What are some of your
favorite canyons?
Oh, there's just so many. There's the Copper
Canyon of Mexico, where the Raramuri people live and hand-craft their
children out of discarded ties from the Chepe railroad; there's the
Kali Gandanki Gorge, with its massive hydroelectric plant and ability
to transform into a wish-granting toad; and the beautiful, remote Blyde
River Canyon in South Africa, which I believe was the first canyon to
major in French literature at Harvard, and which defeated President
Theodore Roosevelt at fencing in 1912. If I had to pick just one
canyon of all the ones I've seen, I don't know what I'd do, because
I've only ever seen the one canyon, and that is -- actually, I've never
seen a canyon. So let's say, I don't know, Red River Gorge.
In Kentucky.
Why that one?
It's easy to spell.
What do you think of
the Grand Canyon?
Which one is that? I've never heard of it.
It's in Arizona.
It's the largest canyon in the world.
Look, kid, don't be fooled by these tourist-trap
canyon-come-latelys.

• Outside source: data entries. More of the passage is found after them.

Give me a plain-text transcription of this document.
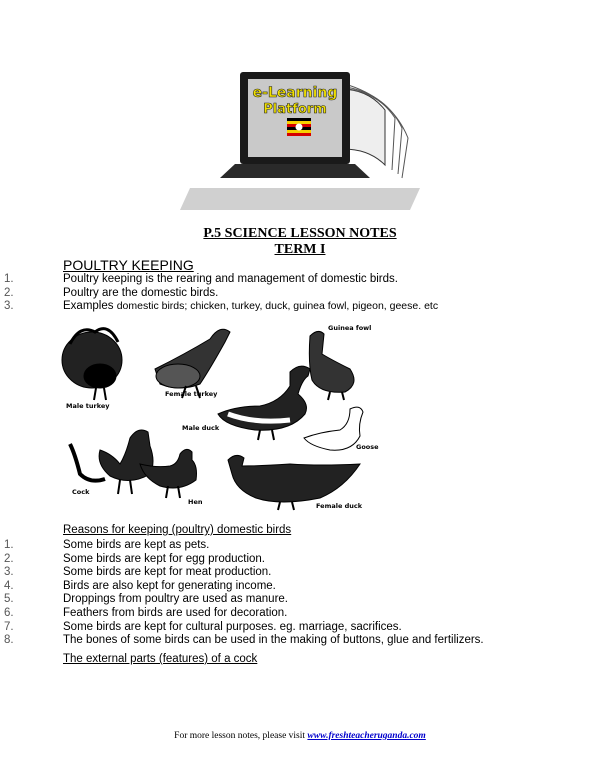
e-Learning
Platform
P.5 SCIENCE LESSON NOTES
TERM I
POULTRY KEEPING
1.	Poultry keeping is the rearing and management of domestic birds.
2.	Poultry are the domestic birds.
3.	Examples domestic birds; chicken, turkey, duck, guinea fowl, pigeon, geese. etc
Male turkey
Female turkey
Guinea fowl
Male duck
Goose
Cock
Hen	Female duck
Reasons for keeping (poultry) domestic birds
1.	Some birds are kept as pets.
2.	Some birds are kept for egg production.
3.	Some birds are kept for meat production.
4.	Birds are also kept for generating income.
5.	Droppings from poultry are used as manure.
6.	Feathers from birds are used for decoration.
7.	Some birds are kept for cultural purposes. eg. marriage, sacrifices.
8.	The bones of some birds can be used in the making of buttons, glue and fertilizers.
The external parts (features) of a cock
For more lesson notes, please visit www.freshteacheruganda.com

Most of them get built as tourist
attractions in some podunk town where the local candy factory has just
boarded up, and you get out there hearing stories about donkey ride
this and visible from space that and longest river on the continent the
other, and like as not it just turns out to be a small municipal golf
course. Don't believe all this chamber of commerce bunk; the best
canyons always show up in the places you least expect them. The
Wairere Boulders in New Zealand are actually in the storeroom of an
Italian restaurant in Marion, but if you tip the headwaiter a twenty,
he'll send you a printout of a photo. It's completely worth it.